No domingo o seu estado permanecia inalterado, mas seus pais conseguiram vê-lo rapidamente no leito, com a roupa e o sapato apertado junto ao peito.

Na segunda-feira, quando chegaram, foi-lhes permitida e entrada na UTI, pois o estado do menino havia melhorado acentuadamente. Contentes com a notícia, foram rápido em direção ao leito e, surpreendentemente, o encontraram sentado na cama, vestido com sua melhor roupa e seu sapato preto.
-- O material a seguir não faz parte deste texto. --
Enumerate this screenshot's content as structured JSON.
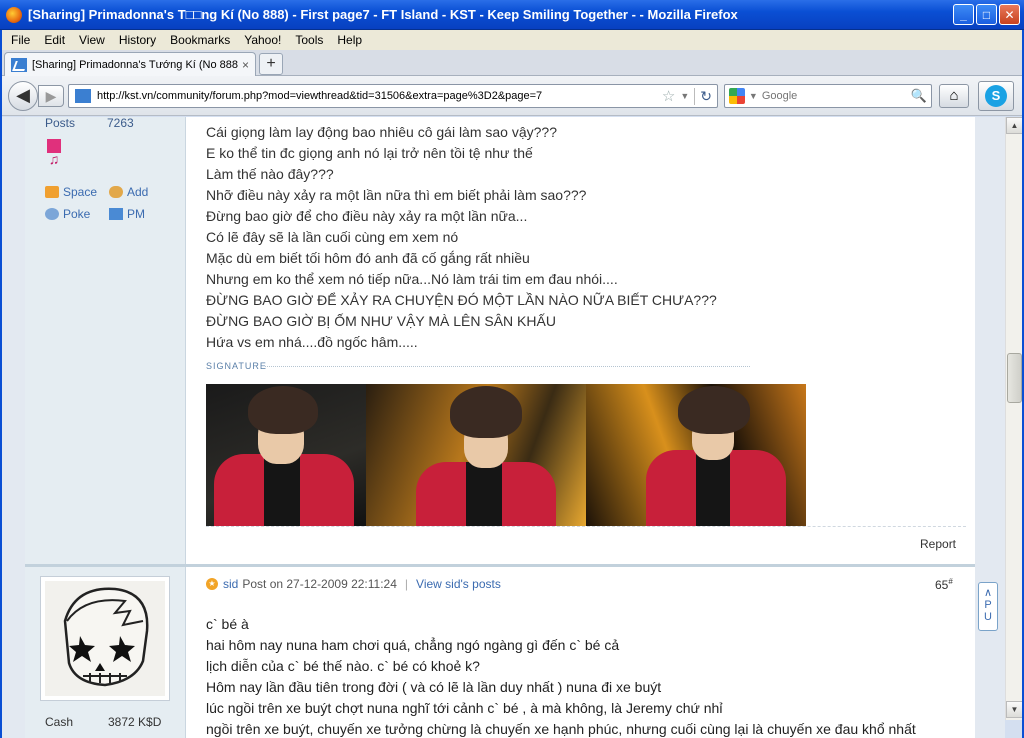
{
  "window": {
    "title": "[Sharing] Primadonna's T□□ng Kí (No 888) - First page7 - FT Island - KST - Keep Smiling Together - - Mozilla Firefox",
    "minimize": "_",
    "maximize": "□",
    "close": "✕"
  },
  "menu": [
    "File",
    "Edit",
    "View",
    "History",
    "Bookmarks",
    "Yahoo!",
    "Tools",
    "Help"
  ],
  "tab": {
    "label": "[Sharing] Primadonna's Tướng Kí (No 888) - ...",
    "close": "×",
    "new_tab": "+"
  },
  "nav": {
    "url": "http://kst.vn/community/forum.php?mod=viewthread&tid=31506&extra=page%3D2&page=7",
    "search_placeholder": "Google"
  },
  "post1": {
    "posts_label": "Posts",
    "posts_value": "7263",
    "badge_glyph": "♫",
    "actions": {
      "space": "Space",
      "add": "Add",
      "poke": "Poke",
      "pm": "PM"
    },
    "lines": [
      "Cái giọng làm lay động bao nhiêu cô gái làm sao vậy???",
      "E ko thể tin đc giọng anh nó lại trở nên tồi tệ như thế",
      "Làm thế nào đây???",
      "Nhỡ điều này xảy ra một lần nữa thì em biết phải làm sao???",
      "Đừng bao giờ để cho điều này xảy ra một lần nữa...",
      "Có lẽ đây sẽ là lần cuối cùng em xem nó",
      "Mặc dù em biết tối hôm đó anh đã cố gắng rất nhiều",
      "Nhưng em ko thể xem nó tiếp nữa...Nó làm trái tim em đau nhói....",
      "ĐỪNG BAO GIỜ ĐỂ XẢY RA CHUYỆN ĐÓ MỘT LẦN NÀO NỮA BIẾT CHƯA???",
      "ĐỪNG BAO GIỜ BỊ ỐM NHƯ VẬY MÀ LÊN SÂN KHẤU",
      "Hứa vs em nhá....đồ ngốc hâm....."
    ],
    "signature_label": "SIGNATURE",
    "report": "Report"
  },
  "post2": {
    "author": "sid",
    "posted_on": "Post on 27-12-2009 22:11:24",
    "view_posts": "View sid's posts",
    "floor": "65",
    "floor_sup": "#",
    "separator": "|",
    "lines": [
      "c` bé à",
      "hai hôm nay nuna ham chơi quá, chẳng ngó ngàng gì đến c` bé cả",
      "lịch diễn của c` bé thế nào. c` bé có khoẻ k?",
      "Hôm nay lần đầu tiên trong đời ( và có lẽ là lần duy nhất ) nuna đi xe buýt",
      "lúc ngồi trên xe buýt chợt nuna nghĩ tới cảnh c` bé , à mà không, là Jeremy chứ nhỉ",
      "ngồi trên xe buýt, chuyến xe tưởng chừng là chuyến xe hạnh phúc, nhưng cuối cùng lại là chuyến xe đau khổ nhất"
    ],
    "cash_label": "Cash",
    "cash_value": "3872 K$D"
  },
  "float_button": "∧\nP\nU",
  "colors": {
    "titlebar": "#0a4fd4",
    "link": "#3b6bb0",
    "sidebar": "#e5edf2",
    "jacket": "#c8203a"
  }
}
Ao ver os pais Fredi encheu-se de alegria, os chamou para perto e disse ao pai, todo risonho:

- Pai, que coisa linda. Nunca mais na minha vida vou esquecer essa minha viagem. Primeiro o avião que nós fomos, todo azul, as poltronas que viravam cama, serviram peixe com suco de laranja no almoço e, à tardinha trouxeram figo e mação de lanche. Quando chegamos, Nova York é linda meu pai. Aqueles edifícios enormes e a estátua da liberdade, mas somente deu para ver tudo de longe porque o tempo era pouco. Mas pai, quando chegamos ao Metropolitan Opera House. Que coisa mais linda. Já era noite e estava todo iluminado. Dentro então minha mãe, que coisa maravilhosa. Pai, sabe quem era o regente: Leonard Bernstein, acredita. A Ópera é uma coisa tão linda vista ao vivo. Acho que, pelo resto de minha vida não a esquecerei. E no final, quando Mimi morre, Rodolfo grita o seu nome. É de arrepiar. Todo mundo no teatro chora de emoção.

- Que lindo que você está nos contando meu filho. Você estava sozinho?

- Não pai o avião estava cheio de gente mais velha que eu e todos foram para assistir a ópera. Aquele senhor de barba branca apareceu, falou com cada um de nós e depois desapareceu. Acho que ele tinha coisas a fazer e desceu do avião antes de nós. Nunca vou esquecer. Que coisa maravilhosa.

- Muito bem meu amor, papai e mamãe estão felizes com esse presente que você ganhou. Agora, vamos tirar essa roupa, vestir um pijama e descansar um pouquinho da viagem que você fez.

- Não mãe. Deixa eu ficar com ela, quem sabe logo vou fazer outra viagem para ver outra ópera?

- Papai e mamãe vão descer para almoçar e logo, logo estarão de volta. Tá bom?

Quando estavam no restaurante do hospital almoçando, uma funcionária chegou até doutor Edgard e cochichou-lhe alguma coisa no ouvido.

- O que é Edgar? Houve alguma coisa? Perguntou-lhe dona Claudete angustiada.

- Não meu bem. É um cliente meu no telefone. Volto já.

Na porta do restaurante encontrava-se o médico que acompanhava o Fredi.

- Doutor Edgard, lamentavelmente o nosso Fredi acabou de falecer. Lamento muito, mas estava fora do alcance de qualquer pessoa fazer alguma coisa por ele. Meus sentimentos.

Apertaram as mãos e doutor Edgar voltou para a mesa.

- Quem era aquele homem que conversou com você Edgar? Houve alguma coisa com meu filho?

- Calma Claudete. Nosso filho está em muito boa companhia. Ele foi assistir a todas as óperas que ele gosta lá no céu. Nosso filho fez sua última viagem.